The mortality rate from acute renal failure is 20–50% in medical illness and up to 70% in a surgical setting. Increased mortality is associated with advanced age, severe underlying disease, and multisystem organ failure. Leading causes of death are infections, fluid and electrolyte disturbances, and worsening of underlying disease. Mortality rates have not changed significantly over 20 years, making prevention of acute renal failure a high priority.
When to Refer



A patient with acute renal failure should be referred to a nephrologist when the etiology is unclear or renal function continues to worsen despite intervention.
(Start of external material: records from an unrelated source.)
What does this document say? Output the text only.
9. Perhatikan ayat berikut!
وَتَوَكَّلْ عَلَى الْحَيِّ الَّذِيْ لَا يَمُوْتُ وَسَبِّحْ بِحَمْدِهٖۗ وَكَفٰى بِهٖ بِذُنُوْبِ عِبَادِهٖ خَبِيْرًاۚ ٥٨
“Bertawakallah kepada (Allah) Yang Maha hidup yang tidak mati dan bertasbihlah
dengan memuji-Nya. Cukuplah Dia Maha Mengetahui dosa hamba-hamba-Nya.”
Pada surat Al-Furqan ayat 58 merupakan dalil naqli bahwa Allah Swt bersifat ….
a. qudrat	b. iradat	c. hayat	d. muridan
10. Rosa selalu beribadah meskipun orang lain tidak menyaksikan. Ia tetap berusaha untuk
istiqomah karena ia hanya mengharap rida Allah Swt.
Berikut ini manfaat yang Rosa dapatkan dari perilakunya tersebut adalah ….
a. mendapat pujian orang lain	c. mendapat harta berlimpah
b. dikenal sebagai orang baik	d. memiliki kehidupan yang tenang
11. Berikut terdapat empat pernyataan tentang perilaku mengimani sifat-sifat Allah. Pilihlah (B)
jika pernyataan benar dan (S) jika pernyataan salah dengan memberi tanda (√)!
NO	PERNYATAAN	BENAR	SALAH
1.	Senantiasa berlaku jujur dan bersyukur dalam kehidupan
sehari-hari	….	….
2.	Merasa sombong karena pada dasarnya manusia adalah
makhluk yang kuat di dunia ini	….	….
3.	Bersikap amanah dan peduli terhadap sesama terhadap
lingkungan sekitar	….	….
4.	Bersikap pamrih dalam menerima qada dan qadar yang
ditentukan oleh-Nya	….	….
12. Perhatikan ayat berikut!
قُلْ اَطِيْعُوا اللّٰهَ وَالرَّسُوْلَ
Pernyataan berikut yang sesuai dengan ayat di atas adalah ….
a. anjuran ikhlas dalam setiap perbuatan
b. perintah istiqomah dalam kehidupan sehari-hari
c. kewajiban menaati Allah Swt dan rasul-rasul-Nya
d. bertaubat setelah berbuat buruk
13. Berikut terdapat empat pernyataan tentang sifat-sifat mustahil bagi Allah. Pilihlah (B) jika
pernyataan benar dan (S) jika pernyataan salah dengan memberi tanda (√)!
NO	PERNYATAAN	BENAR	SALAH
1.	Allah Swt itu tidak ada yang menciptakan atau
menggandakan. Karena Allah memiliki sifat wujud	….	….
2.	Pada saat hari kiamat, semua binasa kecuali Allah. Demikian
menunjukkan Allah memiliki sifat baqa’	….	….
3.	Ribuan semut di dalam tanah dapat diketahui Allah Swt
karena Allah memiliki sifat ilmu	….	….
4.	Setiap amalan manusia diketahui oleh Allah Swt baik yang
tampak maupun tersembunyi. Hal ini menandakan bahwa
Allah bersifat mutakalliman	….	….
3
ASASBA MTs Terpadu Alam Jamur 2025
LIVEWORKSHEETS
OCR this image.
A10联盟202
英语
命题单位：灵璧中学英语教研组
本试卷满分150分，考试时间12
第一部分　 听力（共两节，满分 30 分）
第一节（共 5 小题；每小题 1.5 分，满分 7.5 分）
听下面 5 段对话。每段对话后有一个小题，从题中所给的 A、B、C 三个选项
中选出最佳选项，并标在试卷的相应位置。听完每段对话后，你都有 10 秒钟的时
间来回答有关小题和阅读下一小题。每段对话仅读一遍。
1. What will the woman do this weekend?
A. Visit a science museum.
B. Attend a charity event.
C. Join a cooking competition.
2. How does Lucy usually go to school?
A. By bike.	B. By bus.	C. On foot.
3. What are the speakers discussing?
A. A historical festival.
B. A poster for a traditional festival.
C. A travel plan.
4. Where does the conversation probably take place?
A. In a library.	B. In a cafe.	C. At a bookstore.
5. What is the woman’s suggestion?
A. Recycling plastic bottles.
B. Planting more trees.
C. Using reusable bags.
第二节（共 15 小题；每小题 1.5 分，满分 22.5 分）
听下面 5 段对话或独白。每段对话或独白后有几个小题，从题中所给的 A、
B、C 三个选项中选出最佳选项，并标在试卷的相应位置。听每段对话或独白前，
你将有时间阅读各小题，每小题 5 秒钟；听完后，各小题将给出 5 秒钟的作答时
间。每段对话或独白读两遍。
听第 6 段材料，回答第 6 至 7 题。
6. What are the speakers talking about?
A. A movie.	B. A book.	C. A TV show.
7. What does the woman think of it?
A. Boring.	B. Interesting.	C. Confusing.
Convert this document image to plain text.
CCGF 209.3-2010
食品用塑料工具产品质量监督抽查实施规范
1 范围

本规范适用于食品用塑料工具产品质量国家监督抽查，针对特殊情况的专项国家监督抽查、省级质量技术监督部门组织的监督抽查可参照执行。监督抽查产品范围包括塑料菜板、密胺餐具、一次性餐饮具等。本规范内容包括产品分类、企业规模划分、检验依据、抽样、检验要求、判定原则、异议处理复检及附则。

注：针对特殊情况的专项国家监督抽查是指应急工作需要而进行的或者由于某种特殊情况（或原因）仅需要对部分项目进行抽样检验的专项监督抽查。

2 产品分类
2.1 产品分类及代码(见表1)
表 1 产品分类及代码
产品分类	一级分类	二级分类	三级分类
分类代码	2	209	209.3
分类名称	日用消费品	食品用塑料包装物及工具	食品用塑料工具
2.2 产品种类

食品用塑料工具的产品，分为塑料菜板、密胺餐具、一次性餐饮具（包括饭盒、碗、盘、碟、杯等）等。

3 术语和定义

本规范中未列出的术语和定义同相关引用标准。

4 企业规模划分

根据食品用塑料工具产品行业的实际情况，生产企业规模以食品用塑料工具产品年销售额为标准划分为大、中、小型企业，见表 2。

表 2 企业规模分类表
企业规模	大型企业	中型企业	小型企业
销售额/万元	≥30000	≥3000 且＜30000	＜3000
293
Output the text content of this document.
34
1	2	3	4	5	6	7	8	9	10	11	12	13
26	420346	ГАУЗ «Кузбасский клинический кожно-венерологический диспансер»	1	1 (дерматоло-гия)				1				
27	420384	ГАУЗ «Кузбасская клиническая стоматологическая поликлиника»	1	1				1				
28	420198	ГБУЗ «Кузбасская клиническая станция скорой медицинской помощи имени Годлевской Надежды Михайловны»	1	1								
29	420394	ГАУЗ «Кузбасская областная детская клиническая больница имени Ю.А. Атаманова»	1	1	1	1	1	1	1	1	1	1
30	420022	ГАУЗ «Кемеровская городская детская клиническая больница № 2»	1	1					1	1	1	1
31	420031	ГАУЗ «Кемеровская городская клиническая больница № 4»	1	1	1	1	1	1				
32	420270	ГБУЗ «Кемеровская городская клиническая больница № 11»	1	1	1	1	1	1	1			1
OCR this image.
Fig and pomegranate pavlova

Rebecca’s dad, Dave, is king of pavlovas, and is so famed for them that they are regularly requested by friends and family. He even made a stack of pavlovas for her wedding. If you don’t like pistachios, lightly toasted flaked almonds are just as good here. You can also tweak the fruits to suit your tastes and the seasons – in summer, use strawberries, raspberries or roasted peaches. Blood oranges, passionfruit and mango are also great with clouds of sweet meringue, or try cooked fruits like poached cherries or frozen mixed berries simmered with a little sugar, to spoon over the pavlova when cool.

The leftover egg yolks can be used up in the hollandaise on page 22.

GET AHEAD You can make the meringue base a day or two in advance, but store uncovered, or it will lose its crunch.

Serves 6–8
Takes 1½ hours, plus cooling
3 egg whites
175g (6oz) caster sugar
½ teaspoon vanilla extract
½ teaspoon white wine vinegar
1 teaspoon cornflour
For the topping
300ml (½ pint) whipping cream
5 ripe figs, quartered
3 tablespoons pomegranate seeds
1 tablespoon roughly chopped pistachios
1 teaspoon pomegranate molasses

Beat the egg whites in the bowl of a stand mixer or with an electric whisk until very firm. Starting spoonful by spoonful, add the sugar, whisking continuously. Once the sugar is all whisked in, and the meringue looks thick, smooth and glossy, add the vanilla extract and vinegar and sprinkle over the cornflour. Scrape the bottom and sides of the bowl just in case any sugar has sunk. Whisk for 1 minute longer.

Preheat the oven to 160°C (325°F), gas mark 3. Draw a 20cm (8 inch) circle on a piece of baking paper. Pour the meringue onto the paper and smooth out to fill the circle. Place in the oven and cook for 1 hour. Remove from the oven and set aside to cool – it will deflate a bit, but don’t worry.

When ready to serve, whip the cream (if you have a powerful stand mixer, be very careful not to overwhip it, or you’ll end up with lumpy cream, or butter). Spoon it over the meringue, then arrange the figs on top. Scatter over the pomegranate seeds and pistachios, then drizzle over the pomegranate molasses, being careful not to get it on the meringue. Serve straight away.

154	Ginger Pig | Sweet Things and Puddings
Also, referral is appropriate if fluid, electrolyte, and acid-base abnormalities are recalcitrant.



Studies have shown that nephrology referral improves outcome in acute renal failure.
When to Admit
Admission is appropriate when a patient has signs or symptoms of acute renal failure that require immediate intervention, such as intravenous fluids, dialytic therapy, or a team approach that cannot be coordinated as an outpatient.